Настала ночь, а им всё чудилось: вот-вот из-за машины выскочат черти и утащат их под зубчатые валы. Немец показывал, как работать, и они с трудом освоились, привыкли к обстановке и к новой работе.

К полуночи, почти перед рассветом, зазвонил звонок. На смену пришли другие рабочие, а они пошли в казарму. То была ночная смена.

Между чистыми белыми немецкими домиками, среди зелёных ив, чернели две длинные казармы для бурлак. Длинные, обшарпанные, с облупленными стенами, они больше походили на овчарни, чем на жилища. В каждом углу стояли большие казаны, вмурованные в печи, где бурлаки варили еду.

Прошёл год с тех пор, как вербовцы сбежали из Вербовки. Было воскресенье. В селе начинали звонить к службе, и звон гремел над Россю, меж скал. В казарме у длинного стола стояли и сидели бурлаки. Среди них был и Николай Джеря. Он так похудел и изменился, что его трудно было узнать. Карие глаза потухли, лицо постарело, румянец исчез, лоб пожелтел, как воск, шея осунулась.
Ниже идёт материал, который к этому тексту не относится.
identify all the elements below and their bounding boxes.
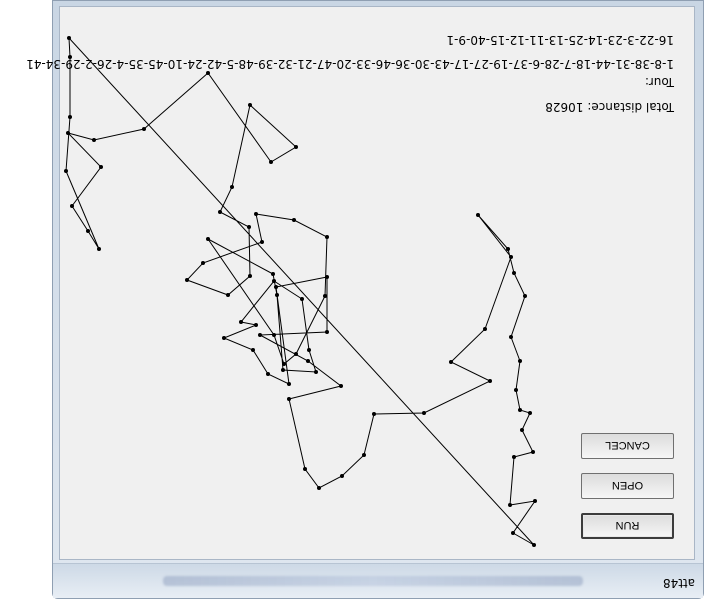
city-node bbox=[272, 333, 276, 337]
total-distance: Total distance: 10628 bbox=[545, 100, 674, 114]
city-node bbox=[274, 285, 278, 289]
city-node bbox=[372, 412, 376, 416]
city-node bbox=[300, 297, 304, 301]
city-node bbox=[325, 330, 329, 334]
city-node bbox=[258, 333, 262, 337]
city-node bbox=[222, 336, 226, 340]
city-node bbox=[64, 169, 68, 173]
city-node bbox=[531, 450, 535, 454]
city-node bbox=[271, 272, 275, 276]
city-node bbox=[92, 138, 96, 142]
city-node bbox=[70, 204, 74, 208]
city-node bbox=[272, 279, 276, 283]
city-node bbox=[99, 165, 103, 169]
city-node bbox=[518, 359, 522, 363]
city-node bbox=[523, 294, 527, 298]
city-node bbox=[239, 320, 243, 324]
city-node bbox=[292, 218, 296, 222]
city-node bbox=[287, 382, 291, 386]
tour-path bbox=[65, 36, 537, 546]
city-node bbox=[508, 503, 512, 507]
taskbar-blur bbox=[163, 576, 583, 586]
tour-sequence-line-1: 1-8-38-31-44-18-7-28-6-37-19-27-17-43-30… bbox=[26, 57, 674, 71]
city-node bbox=[325, 275, 329, 279]
city-node bbox=[323, 294, 327, 298]
tour-label: Tour: bbox=[644, 75, 674, 89]
city-node bbox=[230, 185, 234, 189]
city-node bbox=[260, 240, 264, 244]
city-node bbox=[254, 212, 258, 216]
city-node bbox=[314, 370, 318, 374]
city-node bbox=[218, 210, 222, 214]
city-node bbox=[294, 145, 298, 149]
city-node bbox=[248, 103, 252, 107]
tour-sequence-line-2: 16-22-3-23-14-25-13-11-12-15-40-9-1 bbox=[446, 33, 674, 47]
city-node bbox=[317, 486, 321, 490]
city-node bbox=[520, 428, 524, 432]
city-node bbox=[67, 36, 71, 40]
city-node bbox=[422, 411, 426, 415]
city-node bbox=[483, 327, 487, 331]
total-distance-value: 10628 bbox=[545, 100, 584, 114]
city-node bbox=[506, 247, 510, 251]
city-node bbox=[185, 278, 189, 282]
city-node bbox=[509, 335, 513, 339]
city-node bbox=[518, 408, 522, 412]
title-bar[interactable]: att48 bbox=[53, 563, 703, 598]
tour-plot bbox=[64, 36, 537, 547]
city-node bbox=[266, 372, 270, 376]
city-node bbox=[306, 359, 310, 363]
total-distance-label: Total distance: bbox=[587, 100, 674, 114]
application-window: att48 RUN OPEN CANCEL Total distance: 10… bbox=[26, 0, 704, 599]
city-node bbox=[247, 225, 251, 229]
city-node bbox=[282, 362, 286, 366]
city-node bbox=[287, 397, 291, 401]
city-node bbox=[509, 255, 513, 259]
city-node bbox=[325, 235, 329, 239]
city-node bbox=[488, 379, 492, 383]
city-node bbox=[206, 237, 210, 241]
city-node bbox=[512, 455, 516, 459]
city-node bbox=[201, 261, 205, 265]
city-node bbox=[362, 453, 366, 457]
city-node bbox=[511, 531, 515, 535]
city-node bbox=[294, 352, 298, 356]
city-node bbox=[86, 229, 90, 233]
city-node bbox=[528, 411, 532, 415]
city-node bbox=[281, 368, 285, 372]
city-node bbox=[251, 348, 255, 352]
city-node bbox=[512, 271, 516, 275]
city-node bbox=[476, 213, 480, 217]
city-node bbox=[275, 293, 279, 297]
city-node bbox=[533, 499, 537, 503]
city-node bbox=[97, 247, 101, 251]
city-node bbox=[532, 543, 536, 547]
city-node bbox=[303, 467, 307, 471]
city-node bbox=[142, 127, 146, 131]
window-title: att48 bbox=[662, 576, 695, 590]
city-node bbox=[339, 384, 343, 388]
city-node bbox=[269, 160, 273, 164]
client-area: RUN OPEN CANCEL Total distance: 10628 To… bbox=[26, 6, 695, 560]
city-node bbox=[66, 131, 70, 135]
city-node bbox=[514, 388, 518, 392]
city-node bbox=[449, 360, 453, 364]
city-node bbox=[254, 323, 258, 327]
city-node bbox=[307, 348, 311, 352]
city-node bbox=[206, 71, 210, 75]
city-node bbox=[226, 293, 230, 297]
city-node bbox=[68, 115, 72, 119]
city-node bbox=[248, 274, 252, 278]
city-node bbox=[340, 474, 344, 478]
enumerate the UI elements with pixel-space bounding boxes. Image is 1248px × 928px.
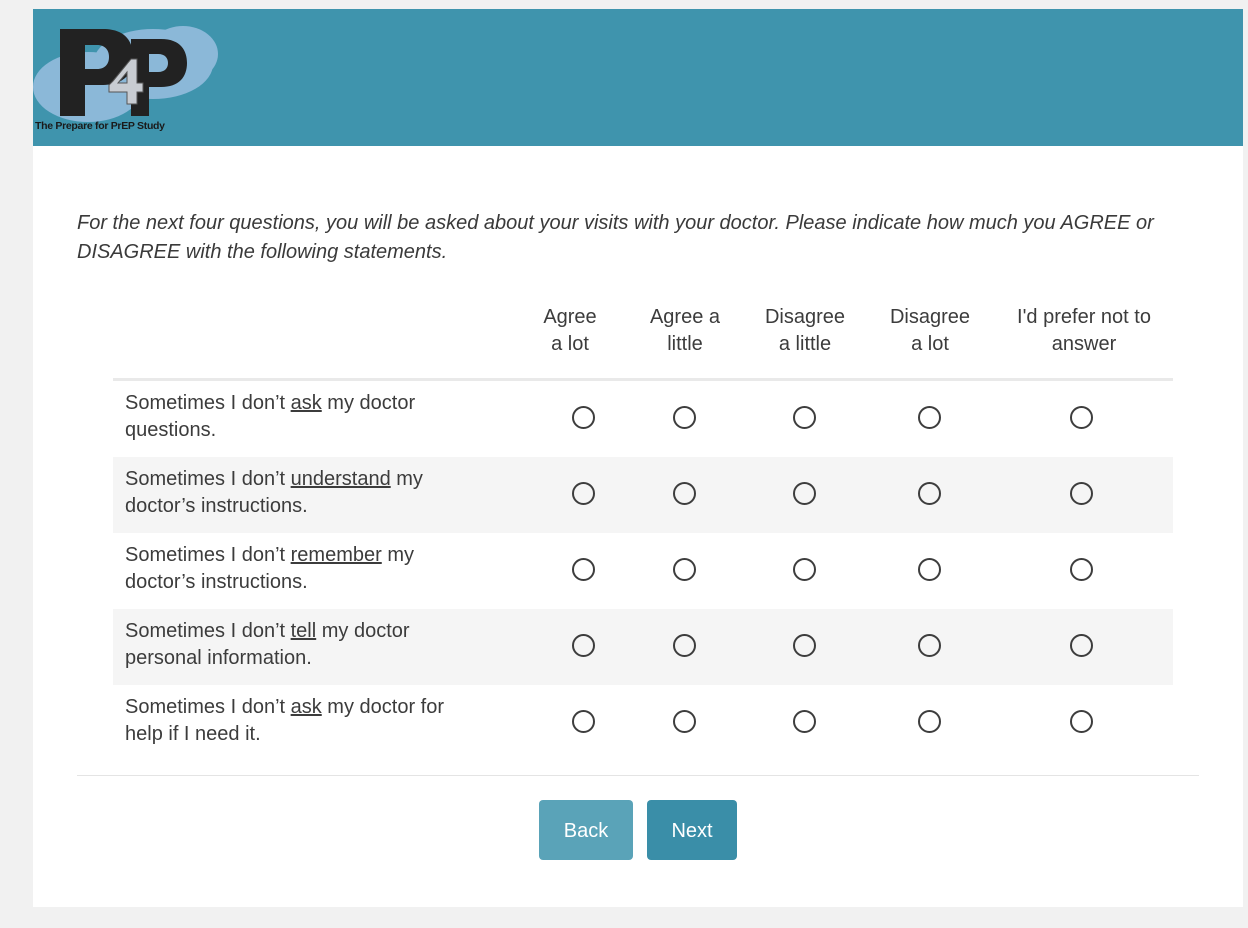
- question-label: Sometimes I don’t ask my doctor for help …: [125, 696, 445, 745]
- radio-disagree-a-lot[interactable]: [918, 482, 941, 505]
- likert-matrix: Agree a lot Agree a little Disagree a li…: [113, 296, 1173, 761]
- radio-prefer-not-to-answer[interactable]: [1070, 558, 1093, 581]
- question-row-remember-instructions: Sometimes I don’t remember my doctor’s in…: [113, 533, 1173, 609]
- radio-disagree-a-little[interactable]: [793, 710, 816, 733]
- question-label: Sometimes I don’t remember my doctor’s in…: [125, 544, 414, 593]
- column-header-agree-a-lot: Agree a lot: [543, 306, 597, 355]
- question-label: Sometimes I don’t tell my doctor personal…: [125, 620, 410, 669]
- column-header-disagree-a-lot: Disagree a lot: [889, 306, 971, 355]
- survey-page: The Prepare for PrEP Study For the next …: [33, 9, 1243, 907]
- radio-agree-a-lot[interactable]: [572, 634, 595, 657]
- radio-disagree-a-little[interactable]: [793, 558, 816, 581]
- radio-disagree-a-lot[interactable]: [918, 634, 941, 657]
- logo-caption: The Prepare for PrEP Study: [35, 120, 165, 132]
- next-button[interactable]: Next: [647, 800, 737, 860]
- radio-prefer-not-to-answer[interactable]: [1070, 482, 1093, 505]
- column-header-disagree-a-little: Disagree a little: [764, 306, 846, 355]
- radio-disagree-a-lot[interactable]: [918, 406, 941, 429]
- radio-disagree-a-lot[interactable]: [918, 710, 941, 733]
- radio-agree-a-lot[interactable]: [572, 406, 595, 429]
- radio-disagree-a-little[interactable]: [793, 406, 816, 429]
- matrix-header: Agree a lot Agree a little Disagree a li…: [113, 296, 1173, 381]
- footer-divider: [77, 775, 1199, 776]
- study-logo: The Prepare for PrEP Study: [33, 9, 233, 146]
- radio-disagree-a-little[interactable]: [793, 634, 816, 657]
- radio-prefer-not-to-answer[interactable]: [1070, 406, 1093, 429]
- radio-disagree-a-little[interactable]: [793, 482, 816, 505]
- radio-agree-a-little[interactable]: [673, 482, 696, 505]
- column-header-prefer-not-to-answer: I'd prefer not to answer: [1017, 306, 1151, 355]
- header-banner: The Prepare for PrEP Study: [33, 9, 1243, 146]
- back-button[interactable]: Back: [539, 800, 633, 860]
- question-row-ask-for-help: Sometimes I don’t ask my doctor for help …: [113, 685, 1173, 761]
- question-row-tell-personal-info: Sometimes I don’t tell my doctor personal…: [113, 609, 1173, 685]
- radio-agree-a-lot[interactable]: [572, 558, 595, 581]
- radio-agree-a-little[interactable]: [673, 406, 696, 429]
- radio-prefer-not-to-answer[interactable]: [1070, 710, 1093, 733]
- radio-disagree-a-lot[interactable]: [918, 558, 941, 581]
- question-label: Sometimes I don’t ask my doctor questions…: [125, 392, 416, 441]
- question-row-ask-questions: Sometimes I don’t ask my doctor questions…: [113, 381, 1173, 457]
- radio-agree-a-little[interactable]: [673, 710, 696, 733]
- radio-agree-a-little[interactable]: [673, 558, 696, 581]
- column-header-agree-a-little: Agree a little: [649, 306, 721, 355]
- radio-agree-a-little[interactable]: [673, 634, 696, 657]
- question-row-understand-instructions: Sometimes I don’t understand my doctor’s …: [113, 457, 1173, 533]
- radio-prefer-not-to-answer[interactable]: [1070, 634, 1093, 657]
- instructions-text: For the next four questions, you will be…: [77, 212, 1154, 263]
- radio-agree-a-lot[interactable]: [572, 482, 595, 505]
- question-label: Sometimes I don’t understand my doctor’s …: [125, 468, 423, 517]
- radio-agree-a-lot[interactable]: [572, 710, 595, 733]
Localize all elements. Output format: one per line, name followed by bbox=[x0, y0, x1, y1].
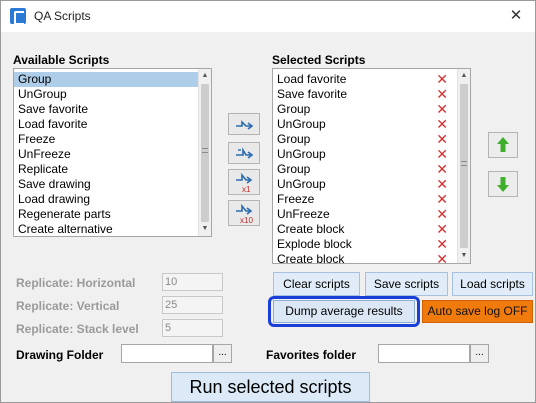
scroll-up-icon[interactable]: ▲ bbox=[199, 70, 211, 82]
selected-script-item[interactable]: Create block ✕ bbox=[273, 222, 470, 237]
add-script-button[interactable] bbox=[228, 113, 260, 135]
replicate-vertical-input[interactable]: 25 bbox=[162, 296, 223, 314]
remove-script-icon[interactable]: ✕ bbox=[436, 177, 448, 191]
available-script-item[interactable]: Group bbox=[14, 72, 211, 87]
available-script-item[interactable]: Load drawing bbox=[14, 192, 211, 207]
remove-script-icon[interactable]: ✕ bbox=[436, 132, 448, 146]
add-x10-icon: x10 bbox=[236, 203, 253, 225]
selected-script-label: Save favorite bbox=[277, 87, 348, 101]
selected-script-item[interactable]: Save favorite ✕ bbox=[273, 87, 470, 102]
selected-script-item[interactable]: Group ✕ bbox=[273, 102, 470, 117]
auto-save-log-toggle[interactable]: Auto save log OFF bbox=[422, 300, 533, 323]
window-title: QA Scripts bbox=[34, 9, 91, 23]
selected-script-item[interactable]: Group ✕ bbox=[273, 162, 470, 177]
scroll-down-icon[interactable]: ▼ bbox=[458, 250, 470, 262]
selected-script-label: Create block bbox=[277, 222, 345, 236]
selected-script-label: UnFreeze bbox=[277, 207, 330, 221]
remove-script-icon[interactable]: ✕ bbox=[436, 87, 448, 101]
remove-script-icon[interactable]: ✕ bbox=[436, 237, 448, 251]
x1-label: x1 bbox=[242, 185, 251, 194]
favorites-folder-input[interactable] bbox=[378, 344, 470, 363]
replicate-horizontal-label: Replicate: Horizontal bbox=[16, 276, 136, 290]
selected-script-label: Load favorite bbox=[277, 72, 347, 86]
remove-script-icon[interactable]: ✕ bbox=[436, 192, 448, 206]
remove-script-icon bbox=[236, 147, 254, 159]
selected-script-item[interactable]: Explode block ✕ bbox=[273, 237, 470, 252]
selected-scripts-label: Selected Scripts bbox=[272, 53, 366, 67]
close-icon[interactable]: ✕ bbox=[505, 6, 527, 26]
dump-average-results-button[interactable]: Dump average results bbox=[273, 300, 415, 323]
available-script-item[interactable]: Save favorite bbox=[14, 102, 211, 117]
available-script-item[interactable]: Create alternative bbox=[14, 222, 211, 236]
drawing-folder-label: Drawing Folder bbox=[16, 348, 104, 362]
selected-script-label: Explode block bbox=[277, 237, 352, 251]
replicate-stack-level-label: Replicate: Stack level bbox=[16, 322, 139, 336]
selected-script-label: Group bbox=[277, 162, 311, 176]
remove-script-icon[interactable]: ✕ bbox=[436, 72, 448, 86]
selected-script-item[interactable]: Group ✕ bbox=[273, 132, 470, 147]
selected-script-label: Group bbox=[277, 132, 311, 146]
selected-script-label: Freeze bbox=[277, 192, 315, 206]
drawing-folder-input[interactable] bbox=[121, 344, 213, 363]
scroll-thumb[interactable] bbox=[460, 84, 468, 248]
available-scripts-list[interactable]: Group UnGroup Save favorite Load favorite Fr… bbox=[13, 68, 212, 237]
selected-script-item[interactable]: UnGroup ✕ bbox=[273, 117, 470, 132]
move-down-button[interactable] bbox=[488, 171, 518, 197]
selected-script-item[interactable]: Create block ✕ bbox=[273, 252, 470, 264]
available-scripts-label: Available Scripts bbox=[13, 53, 110, 67]
add-script-icon bbox=[236, 120, 254, 130]
selected-script-item[interactable]: Load favorite ✕ bbox=[273, 72, 470, 87]
load-scripts-button[interactable]: Load scripts bbox=[452, 272, 533, 296]
selected-script-label: Create block bbox=[277, 252, 345, 264]
selected-script-label: UnGroup bbox=[277, 177, 326, 191]
available-script-item[interactable]: Freeze bbox=[14, 132, 211, 147]
scroll-down-icon[interactable]: ▼ bbox=[199, 223, 211, 235]
remove-script-icon[interactable]: ✕ bbox=[436, 252, 448, 263]
run-selected-scripts-button[interactable]: Run selected scripts bbox=[171, 372, 370, 402]
remove-script-icon[interactable]: ✕ bbox=[436, 147, 448, 161]
arrow-down-icon bbox=[497, 177, 509, 192]
selected-scripts-list[interactable]: Load favorite ✕ Save favorite ✕ Group ✕ UnGrou… bbox=[272, 68, 471, 264]
add-x1-icon: x1 bbox=[236, 172, 253, 194]
selected-scrollbar[interactable]: ▲ ▼ bbox=[457, 69, 470, 263]
x10-label: x10 bbox=[240, 216, 253, 225]
available-script-item[interactable]: Regenerate parts bbox=[14, 207, 211, 222]
app-icon bbox=[10, 8, 26, 25]
remove-script-icon[interactable]: ✕ bbox=[436, 102, 448, 116]
replicate-stack-level-input[interactable]: 5 bbox=[162, 319, 223, 337]
selected-script-item[interactable]: Freeze ✕ bbox=[273, 192, 470, 207]
move-up-button[interactable] bbox=[488, 132, 518, 158]
available-script-item[interactable]: Save drawing bbox=[14, 177, 211, 192]
drawing-folder-browse-button[interactable]: ... bbox=[213, 344, 232, 363]
title-bar: QA Scripts ✕ bbox=[1, 1, 535, 32]
replicate-horizontal-input[interactable]: 10 bbox=[162, 273, 223, 291]
selected-script-label: UnGroup bbox=[277, 117, 326, 131]
replicate-vertical-label: Replicate: Vertical bbox=[16, 299, 120, 313]
scroll-up-icon[interactable]: ▲ bbox=[458, 70, 470, 82]
remove-script-icon[interactable]: ✕ bbox=[436, 162, 448, 176]
qa-scripts-window: QA Scripts ✕ Available Scripts Group UnGr… bbox=[0, 0, 536, 403]
arrow-up-icon bbox=[497, 137, 509, 152]
selected-script-label: UnGroup bbox=[277, 147, 326, 161]
selected-script-item[interactable]: UnGroup ✕ bbox=[273, 177, 470, 192]
available-script-item[interactable]: UnFreeze bbox=[14, 147, 211, 162]
selected-script-label: Group bbox=[277, 102, 311, 116]
available-scrollbar[interactable]: ▲ ▼ bbox=[198, 69, 211, 236]
available-script-item[interactable]: UnGroup bbox=[14, 87, 211, 102]
favorites-folder-browse-button[interactable]: ... bbox=[470, 344, 489, 363]
scroll-thumb[interactable] bbox=[201, 84, 209, 222]
selected-script-item[interactable]: UnGroup ✕ bbox=[273, 147, 470, 162]
save-scripts-button[interactable]: Save scripts bbox=[365, 272, 448, 296]
remove-script-button[interactable] bbox=[228, 142, 260, 164]
remove-script-icon[interactable]: ✕ bbox=[436, 207, 448, 221]
clear-scripts-button[interactable]: Clear scripts bbox=[273, 272, 360, 296]
add-x10-button[interactable]: x10 bbox=[228, 200, 260, 226]
add-x1-button[interactable]: x1 bbox=[228, 169, 260, 195]
selected-script-item[interactable]: UnFreeze ✕ bbox=[273, 207, 470, 222]
available-script-item[interactable]: Load favorite bbox=[14, 117, 211, 132]
available-script-item[interactable]: Replicate bbox=[14, 162, 211, 177]
remove-script-icon[interactable]: ✕ bbox=[436, 222, 448, 236]
remove-script-icon[interactable]: ✕ bbox=[436, 117, 448, 131]
favorites-folder-label: Favorites folder bbox=[266, 348, 357, 362]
Только крепкие жилистые руки с длинными пальцами и длинные усы напоминали прежнего Николая Джерю. На нём была чёрная, как земля, рубашка, рваная свита, старые лапти с дырами, из которых торчали соломенные стельки. Волосы у бурлак были спутаны, как у неперепоявшихся пьяниц. Рядом с Николаем сидели такие же грязные, неумытые, с заросшими щеками и всклоченными головами, что глядеть было страшно. Одни играли в карты — заляпанные, едва виднелись бледные короли и дамы. На столе стояла водка: некоторые пили могорич, угощали бурлачек. Николай играл на скрипке. Из тёмного угла какая-то баба выругала его за музыку перед службой. Вдоль стен лежали неубранные нары, солома и труха. На них вповалку спали бурлаки и бурлачки. Одна аккуратная женщина в белой рубашке подметала казарму и сворачивала из нор постели. Пьяные бурлаки затянули песни, Николай им подыгрывал.

— Господи! Нет у вас ни праздника, ни воскресенья! — крикнула богобоязненная молодка из другого угла. — Не слышите, как в церковь звонят?

— Звонят — потому что их на барщину не гонят! — откликнулся Николай и так затянул на скрипке, что струны чуть не лопнули.

В казарму вбежал Кавун и крикнул Николаю:

— Братик, бежим! Бежим! Я шёл из города мимо корчмы и видел нашего пана Бжозовского!

— Не может быть?! — вскрикнул Николай и так швырнул скрипку на стол, что она загудела не своим голосом.

— Клянусь святым крестом, видел! Пусть меня молния поразит, если вру!

Вербовцы побросали карты и разинули рты.

— Наверно, узнал, что мы здесь, на фабрике, и приехал за нашими душами, — сказал Николай. — Но дулю он получит, а не нас!

— Нашёл дурней! Что, живьём отдадим себя ему? — сказал один бурлак.

— Где ж ты его видел? — спросил Джеря у Кавуна.

— Сидел в трактире у окна и курил трубку.